Originaire des plateaux batékés, le colonel à la retraite, qui ne porte pas de marques particulières sur le visage, explique avec respect et fierté ce que représentaient les balafres. Regard sur un symbole de beauté désormais passé de mode
Les Dépêches de Brazzaville : Quels sont les départements qui étaient directement concernés par ces signes ?
Gérard Ebami Sala : Principalement le département des Plateaux. L’ethnie téké présentait différentes scarifications selon que l’on venait des Plateaux « koukouya », de Lékana, de chez les Boma (Ngo) ou des terres Ndzikou qui étaient majoritaires à Djambala. C’est principalement dans ces zones que l’on retrouvait des marquages plus fins. Les balafres incarnaient la beauté de cette région du Congo. Il existe certes d’autres Tékés, dans la Cuvette, dans le Pool (les Oumou), dans la Bouenza et la Lékoumou. Mais, c’est dans les Plateaux en particulier que l’on retrouvait des Tékés balafrés. Ce n’est pas forcément ceux de pure souche, comme on a laissé entendre autrefois, mais ces signes distinctifs montraient bien que l’on était originaire des Plateaux si bien sûr on en portait.
LDB : On retrouve pourtant des Tékés en dehors de nos frontières ? Sont-ils concernés?

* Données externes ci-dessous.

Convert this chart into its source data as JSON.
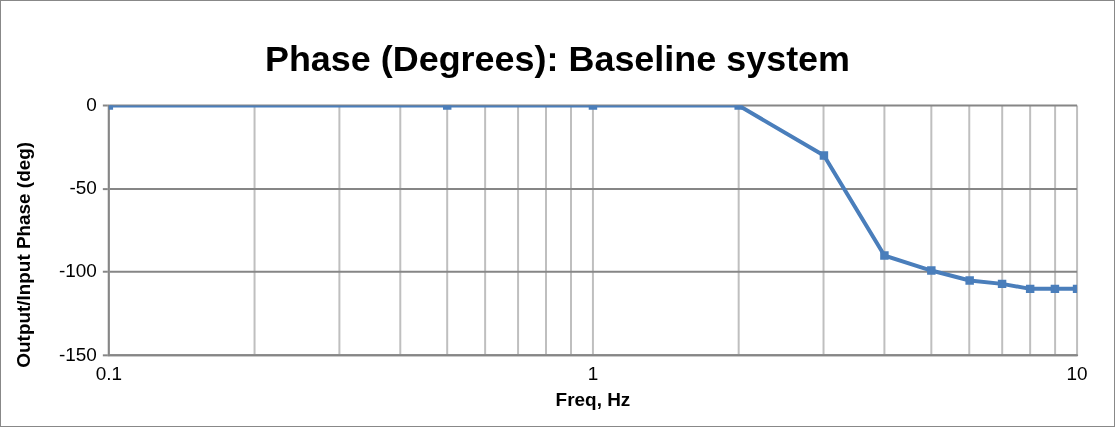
{
  "chart_data": {
    "type": "line",
    "title": "Phase (Degrees): Baseline system",
    "xlabel": "Freq, Hz",
    "ylabel": "Output/Input Phase (deg)",
    "x": [
      0.1,
      0.5,
      1,
      2,
      3,
      4,
      5,
      6,
      7,
      8,
      9,
      10
    ],
    "series": [
      {
        "color": "#4a7ebb",
        "values": [
          0,
          0,
          0,
          0,
          -30,
          -90,
          -99,
          -105,
          -107,
          -110,
          -110,
          -110
        ]
      }
    ],
    "log": "x",
    "xlim": [
      0.1,
      10
    ],
    "xticks": [
      0.1,
      {
        "value": 0.2,
        "label": null
      },
      {
        "value": 0.3,
        "label": null
      },
      {
        "value": 0.4,
        "label": null
      },
      {
        "value": 0.5,
        "label": null
      },
      {
        "value": 0.6,
        "label": null
      },
      {
        "value": 0.7,
        "label": null
      },
      {
        "value": 0.8,
        "label": null
      },
      {
        "value": 0.9,
        "label": null
      },
      1,
      {
        "value": 2,
        "label": null
      },
      {
        "value": 3,
        "label": null
      },
      {
        "value": 4,
        "label": null
      },
      {
        "value": 5,
        "label": null
      },
      {
        "value": 6,
        "label": null
      },
      {
        "value": 7,
        "label": null
      },
      {
        "value": 8,
        "label": null
      },
      {
        "value": 9,
        "label": null
      },
      10
    ],
    "ylim": [
      -150,
      0
    ],
    "yticks": [
      -150,
      -100,
      -50,
      0
    ],
    "grid": true,
    "legend": false,
    "marker": "square",
    "line_style": "solid"
  }
}
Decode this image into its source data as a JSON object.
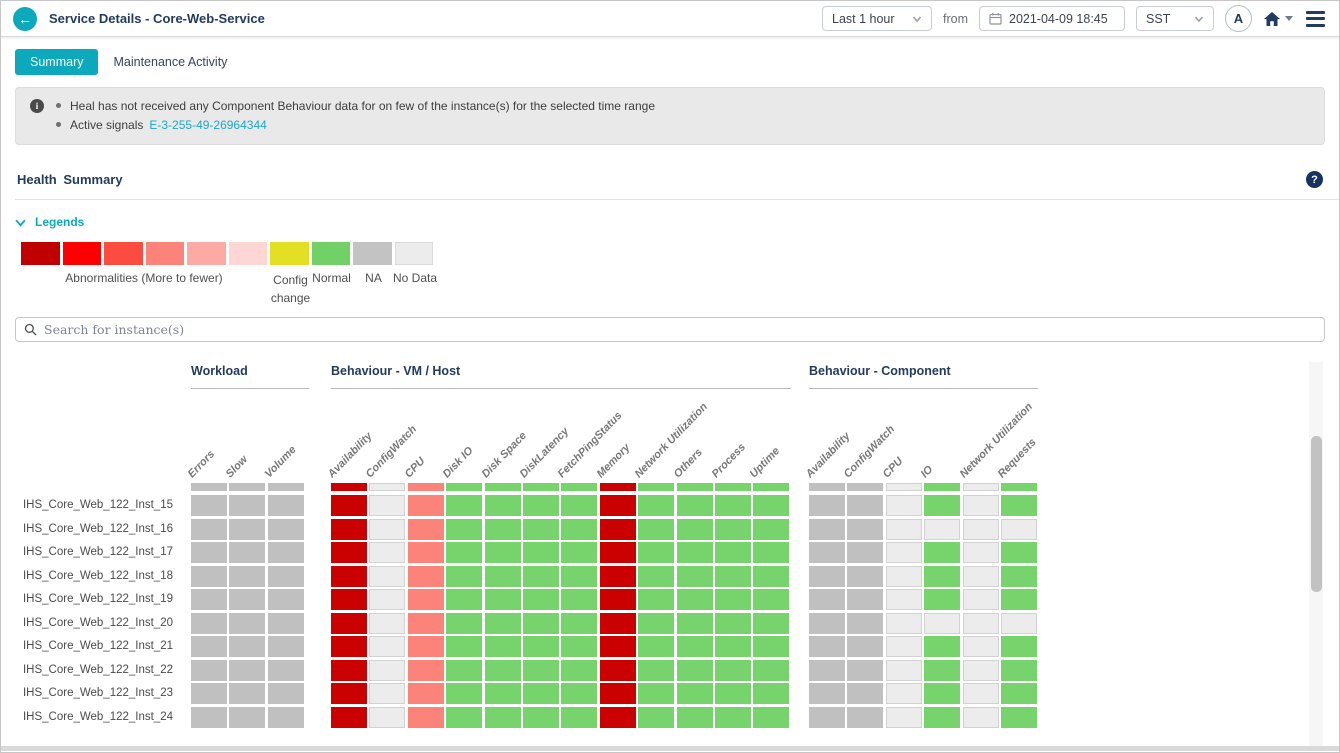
{
  "colors": {
    "accent_teal": "#0ca9bd",
    "navy": "#223b5f",
    "link": "#1ea7c9"
  },
  "header": {
    "title": "Service Details - Core-Web-Service",
    "back_glyph": "←",
    "time_range": "Last 1 hour",
    "from_label": "from",
    "datetime": "2021-04-09 18:45",
    "timezone": "SST",
    "avatar_letter": "A"
  },
  "tabs": [
    {
      "label": "Summary",
      "active": true
    },
    {
      "label": "Maintenance Activity",
      "active": false
    }
  ],
  "notices": {
    "info_glyph": "i",
    "line1": "Heal has not received any Component Behaviour data for on few of the instance(s) for the selected time range",
    "line2_prefix": "Active signals",
    "line2_link": "E-3-255-49-26964344"
  },
  "section": {
    "title": "Health Summary",
    "help_glyph": "?"
  },
  "legends": {
    "toggle_label": "Legends",
    "swatches": [
      "#c00000",
      "#fd0000",
      "#fc4b3f",
      "#fc837a",
      "#fdaaa4",
      "#fed6d3",
      "#e2df24",
      "#72d166",
      "#c3c3c3",
      "#ececec"
    ],
    "abnormalities_label": "Abnormalities (More to fewer)",
    "config_line1": "Config",
    "config_line2": "change",
    "normal_label": "Normal",
    "na_label": "NA",
    "nodata_label": "No Data"
  },
  "search": {
    "placeholder": "Search for instance(s)"
  },
  "heatmap": {
    "groups": [
      {
        "label": "Workload",
        "columns": [
          "Errors",
          "Slow",
          "Volume"
        ]
      },
      {
        "label": "Behaviour - VM / Host",
        "columns": [
          "Availability",
          "ConfigWatch",
          "CPU",
          "Disk IO",
          "Disk Space",
          "DiskLatency",
          "FetchPingStatus",
          "Memory",
          "Network Utilization",
          "Others",
          "Process",
          "Uptime"
        ]
      },
      {
        "label": "Behaviour - Component",
        "columns": [
          "Availability",
          "ConfigWatch",
          "CPU",
          "IO",
          "Network Utilization",
          "Requests"
        ]
      }
    ],
    "cell_states": {
      "A": {
        "name": "high-abnormality",
        "color": "#cb0000"
      },
      "S": {
        "name": "abnormality",
        "color": "#fc837a"
      },
      "G": {
        "name": "normal",
        "color": "#77d36b"
      },
      "N": {
        "name": "na",
        "color": "#c0c0c0"
      },
      "D": {
        "name": "no-data",
        "color": "#ececec"
      }
    },
    "partial_row": {
      "workload": "NNN",
      "vmhost": "ADSGGGGAGGGG",
      "component": "NNDGDG"
    },
    "rows": [
      {
        "label": "IHS_Core_Web_122_Inst_15",
        "workload": "NNN",
        "vmhost": "ADSGGGGAGGGG",
        "component": "NNDGDG"
      },
      {
        "label": "IHS_Core_Web_122_Inst_16",
        "workload": "NNN",
        "vmhost": "ADSGGGGAGGGG",
        "component": "NNDDDD"
      },
      {
        "label": "IHS_Core_Web_122_Inst_17",
        "workload": "NNN",
        "vmhost": "ADSGGGGAGGGG",
        "component": "NNDGDG"
      },
      {
        "label": "IHS_Core_Web_122_Inst_18",
        "workload": "NNN",
        "vmhost": "ADSGGGGAGGGG",
        "component": "NNDGDG"
      },
      {
        "label": "IHS_Core_Web_122_Inst_19",
        "workload": "NNN",
        "vmhost": "ADSGGGGAGGGG",
        "component": "NNDGDG"
      },
      {
        "label": "IHS_Core_Web_122_Inst_20",
        "workload": "NNN",
        "vmhost": "ADSGGGGAGGGG",
        "component": "NNDDDD"
      },
      {
        "label": "IHS_Core_Web_122_Inst_21",
        "workload": "NNN",
        "vmhost": "ADSGGGGAGGGG",
        "component": "NNDGDG"
      },
      {
        "label": "IHS_Core_Web_122_Inst_22",
        "workload": "NNN",
        "vmhost": "ADSGGGGAGGGG",
        "component": "NNDGDG"
      },
      {
        "label": "IHS_Core_Web_122_Inst_23",
        "workload": "NNN",
        "vmhost": "ADSGGGGAGGGG",
        "component": "NNDGDG"
      },
      {
        "label": "IHS_Core_Web_122_Inst_24",
        "workload": "NNN",
        "vmhost": "ADSGGGGAGGGG",
        "component": "NNDGDG"
      }
    ]
  }
}
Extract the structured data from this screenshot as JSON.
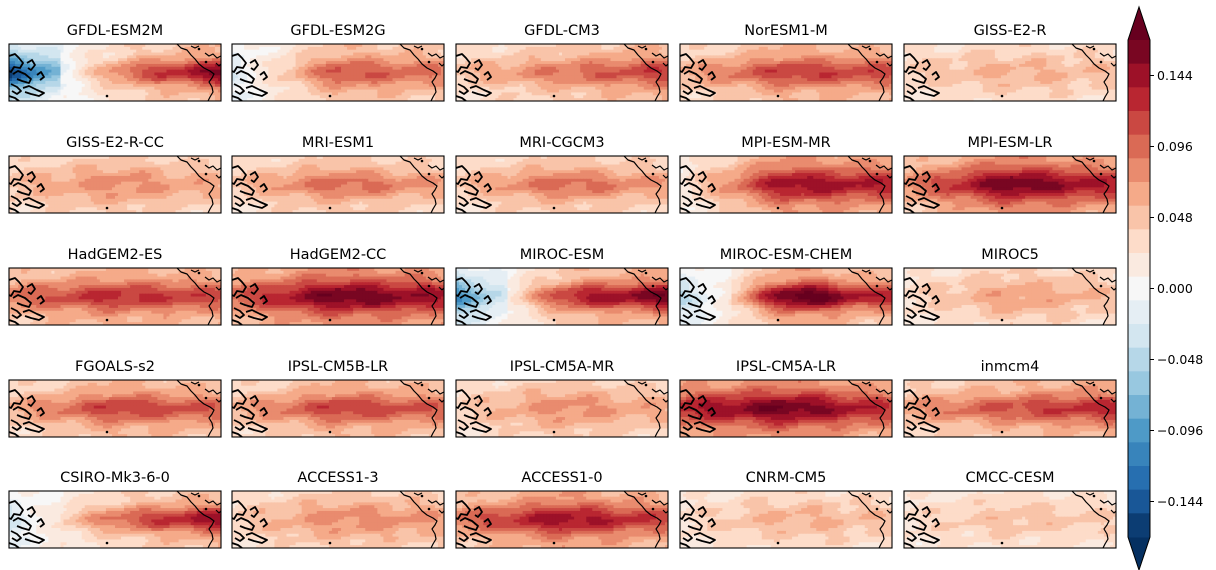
{
  "chart_data": {
    "type": "heatmap",
    "panels": [
      {
        "title": "GFDL-ESM2M",
        "pattern": "warm_east_cold_west",
        "west": -0.1,
        "central": 0.06,
        "east": 0.16
      },
      {
        "title": "GFDL-ESM2G",
        "pattern": "warm_belt",
        "west": -0.02,
        "central": 0.11,
        "east": 0.09
      },
      {
        "title": "GFDL-CM3",
        "pattern": "warm_belt",
        "west": 0.05,
        "central": 0.09,
        "east": 0.12
      },
      {
        "title": "NorESM1-M",
        "pattern": "warm_belt",
        "west": 0.06,
        "central": 0.12,
        "east": 0.11
      },
      {
        "title": "GISS-E2-R",
        "pattern": "weak_warm",
        "west": 0.04,
        "central": 0.06,
        "east": 0.05
      },
      {
        "title": "GISS-E2-R-CC",
        "pattern": "weak_warm",
        "west": 0.05,
        "central": 0.08,
        "east": 0.06
      },
      {
        "title": "MRI-ESM1",
        "pattern": "warm_belt",
        "west": 0.05,
        "central": 0.1,
        "east": 0.07
      },
      {
        "title": "MRI-CGCM3",
        "pattern": "warm_belt",
        "west": 0.05,
        "central": 0.1,
        "east": 0.07
      },
      {
        "title": "MPI-ESM-MR",
        "pattern": "strong_warm",
        "west": 0.02,
        "central": 0.15,
        "east": 0.13
      },
      {
        "title": "MPI-ESM-LR",
        "pattern": "strong_warm",
        "west": 0.08,
        "central": 0.17,
        "east": 0.13
      },
      {
        "title": "HadGEM2-ES",
        "pattern": "warm_belt",
        "west": 0.09,
        "central": 0.13,
        "east": 0.11
      },
      {
        "title": "HadGEM2-CC",
        "pattern": "strong_warm",
        "west": 0.1,
        "central": 0.17,
        "east": 0.14
      },
      {
        "title": "MIROC-ESM",
        "pattern": "warm_east_cold_west",
        "west": -0.07,
        "central": 0.1,
        "east": 0.17
      },
      {
        "title": "MIROC-ESM-CHEM",
        "pattern": "warm_east_cold_west",
        "west": -0.03,
        "central": 0.16,
        "east": 0.13
      },
      {
        "title": "MIROC5",
        "pattern": "weak_warm",
        "west": 0.03,
        "central": 0.07,
        "east": 0.05
      },
      {
        "title": "FGOALS-s2",
        "pattern": "warm_belt",
        "west": 0.06,
        "central": 0.12,
        "east": 0.1
      },
      {
        "title": "IPSL-CM5B-LR",
        "pattern": "warm_belt",
        "west": 0.06,
        "central": 0.12,
        "east": 0.1
      },
      {
        "title": "IPSL-CM5A-MR",
        "pattern": "weak_warm",
        "west": 0.04,
        "central": 0.08,
        "east": 0.06
      },
      {
        "title": "IPSL-CM5A-LR",
        "pattern": "strong_warm",
        "west": 0.13,
        "central": 0.17,
        "east": 0.12
      },
      {
        "title": "inmcm4",
        "pattern": "warm_belt",
        "west": 0.07,
        "central": 0.11,
        "east": 0.13
      },
      {
        "title": "CSIRO-Mk3-6-0",
        "pattern": "warm_east_cold_west",
        "west": -0.02,
        "central": 0.08,
        "east": 0.15
      },
      {
        "title": "ACCESS1-3",
        "pattern": "weak_warm",
        "west": 0.04,
        "central": 0.08,
        "east": 0.07
      },
      {
        "title": "ACCESS1-0",
        "pattern": "warm_belt",
        "west": 0.09,
        "central": 0.15,
        "east": 0.11
      },
      {
        "title": "CNRM-CM5",
        "pattern": "weak_warm",
        "west": 0.03,
        "central": 0.06,
        "east": 0.05
      },
      {
        "title": "CMCC-CESM",
        "pattern": "weak_warm",
        "west": 0.03,
        "central": 0.05,
        "east": 0.04
      }
    ],
    "colorbar": {
      "ticks": [
        0.144,
        0.096,
        0.048,
        0.0,
        -0.048,
        -0.096,
        -0.144
      ],
      "tick_labels": [
        "0.144",
        "0.096",
        "0.048",
        "0.000",
        "−0.048",
        "−0.096",
        "−0.144"
      ],
      "range": [
        -0.168,
        0.168
      ],
      "step": 0.016,
      "extend": "both",
      "colormap": "RdBu_r"
    }
  }
}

GES : Le royaume téké s’étendait bien au-delà du Congo, en RDC et au Gabon. Cependant, les balafrés particulièrement, on les retrouvait au Congo, dans les Plateaux.
LDB : Qu’incarnaient ces scarifications ?
GES : Les marquages signifiaient la richesse. Nous qui n’en en avions pas, on disait de nous que nos joues ressemblaient à la cuisse d’un pygmée (aujourd’hui peuple autochtone). Pour nous défendre, nous disions que ceux qui avaient des balafres cachaient par là une certaine laideur (rires). Parce que porter des balafres, c’est beau d’en porter tout simplement.
LDB : Pourtant vous, particulièrement, vous ne portez pas de balafres ?
GES : Plusieurs raisons expliquent ce fait. Dans mon cas, je suis rentré à l’âge de treize ans à l’école Général-Leclerc de Brazzaville. Donc loin de mes parents. Pendant mes vacances scolaires, je passais mon temps avec mes amis à visiter d’autres régions. Je ne suis retourné au village que deux fois entre la sixième et la terminale. C’est tout dire ! C’est une des raisons, mais mon père qui travaillait à l’époque avec des colons n’avait pas jugé nécessaire que je porte moi aussi des balafres. Je crois que l’approche de l’homme blanc avait changé sa vision à cette époque-là. D’ailleurs, dans notre lignée, c’est la première fille qui en porte car on privilégiait les jeunes filles à cause du mariage.
LDB : Que pensez-vous de la scarification ? Quel âge devaient avoir les enfants que l’on scarifiait ?
GES : Dans l’art de la scarification, ce que j’admire ce sont les personnes très ingénieuses qui les pratiquaient. Voyez comment ces marquages étaient faites, avec précision et des lignes équidistantes. Le tout avec quel matériel ? Mais le procédé de la scarification n’est pas loin de celui de la circoncision. On neutralisait l’enfant de moins dix ans et sans anesthésiant. Parmi mes sœurs, il y en a une qui a souhaité se faire marquer à l’âge adulte. Des cas de ce genre ont forcément existé. Le remède pour cicatriser les plaies était aussi tout simple. Il était fait de feuilles de bananiers passées légèrement au feu. Cela marche aussi pour d’autres types de plaies. Simplement incroyable !
LDB : On sent que cette culture vous a marqué. Qu’avez-vous fait pour la défendre ?
GES : Je suis fier de ma culture. J’ai épousé une femme qui porte des balafres. Dieu m’a exaucé dans ce sens. (Rires)
LDB : L’époque des balafres est-elle révolue ? Le prenez-vous en mal ?
GES : C’est une culture qui a marqué son temps et comme beaucoup d’autres apports culturels, elle tend à disparaître. La scarification est interdite de nos jours, et l’on peut comprendre. Autres temps, autres mœurs ! C'est à nous de faire connaître aux autres cette richesse parce que, quelles que soient les circonstances, nous y sommes attachés. Avec ou sans marques. C’est un lien que je souhaite conserver. C’est ma richesse.